Об этом времени, о том, какими были мои родители, вся наша семья, замечательно поведал Леонид Генрихович Зорин в своем очерке "Вас Васич", неоднократно напечатанном - сначала в журнале "Нева", затем в книге "Василий Васильевич Меркурьев", и, наконец, и в собственной книге воспоминаний. Я же, прежде чем, немного сократив, предоставить ему слово, приведу еще только одно детское воспоминание:
Когда я в антракте "Гостей" пришел на сцену, то облазил весь дом, который на сцене был выстроен. А выстроен он был по-настоящему! В нем были "обжитые" комнаты, хотя публике они ни разу не показывались. У Елены Маврикиевны Грановской, игравшей Кирпичеву, в комнатке стояла кровать, был стол, корзиночка с вязанием, чайник с чашками. Она как приходила на спектакль, так и не уходила со сцены даже в антрактах, а отдыхала в этой комнатке. Можно сказать, что актеры просто жили в этом доме.
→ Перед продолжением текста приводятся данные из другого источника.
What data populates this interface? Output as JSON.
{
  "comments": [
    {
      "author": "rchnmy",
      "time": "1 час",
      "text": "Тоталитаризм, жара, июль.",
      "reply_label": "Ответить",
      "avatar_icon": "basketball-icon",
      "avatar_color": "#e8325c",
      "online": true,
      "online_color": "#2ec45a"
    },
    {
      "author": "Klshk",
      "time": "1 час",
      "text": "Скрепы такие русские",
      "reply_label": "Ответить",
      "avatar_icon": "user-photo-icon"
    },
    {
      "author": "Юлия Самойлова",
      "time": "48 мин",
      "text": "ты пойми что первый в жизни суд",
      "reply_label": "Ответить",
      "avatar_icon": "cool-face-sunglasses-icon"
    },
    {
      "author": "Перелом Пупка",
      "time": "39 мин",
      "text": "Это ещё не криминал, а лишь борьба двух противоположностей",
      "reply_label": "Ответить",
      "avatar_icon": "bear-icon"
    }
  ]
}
А теперь - слово Леониду Генриховичу Зорину.
ВАС ВАСИЧ
После того как Андрей Михайлович Лобанов принял "Гостей" к постановке, выяснилось, что пьеса заинтересовала и другие театры. Приходили письма из дальних городов, иной раз и телеграммы. Все чаще в нашей квартире раздавались требовательные звонки междугородной, и соседи звали меня к телефону. Звонили чаще всего по вечерам; я стоял в узком полутемном коридоре, слабо освещенном тусклой лампочкой, и вел куртуазные беседы, приятно щекотавшие еще неокрепшую душу. Отозвался и Ленинград: позвонили из Театра Ленинского комсомола, которым тогда руководил еще сравнительно молодой, но уже хорошо известный Товстоногов. Потом я услышал в трубке голос Леонида Сергеевича Вивьена. Мягко рокочущим баритоном он рассказал, что в Академическом театре имени Пушкина побывал Константин Михайлович Симонов, весьма лестно о пьесе говорил - одним словом, нельзя ли с ней познакомиться. Я пребывал в приятных раздумьях, когда однажды в нашем густо населенном особнячке появился директор Большого драматического театра Василий Алексеевич Мехнецов и сообщил как о решенном деле, что руководимый им театр приступает к работе над моей драмой. Роли распределены: в спектакле будут заняты А. И. Лариков, В. П. Полицеймако, В. Я. Софронов (эти имена произвели на меня чрезвычайное впечатление), ставить же пьесу будут Василий Васильевич Меркурьев со своей женой Ириной Всеволодовной Мейерхольд. Так определилась ленинградская судьба "Гостей". Меркурьева я знал, естественно, по кинематографу. Впервые увидел его, если не ошибаюсь, в "Профессоре Мамлоке", затем одна за другой пошли другие картины. Я хорошо знал его впечатляющую внешность, и когда он, пригибаясь, вошел в мою комнатку и быстро, беспорядочно заговорил, мне на миг показалось, что продолжается фильм с его участием, что я сам принимаю участие в какой-то разворачивающейся на экране истории, играю какую-то роль. Ощущение это прошло быстро - до такой степени естественным человеком был Меркурьев. Он был прост и простодушен, даже хитрости его (впоследствии я их подмечал) были простодушны.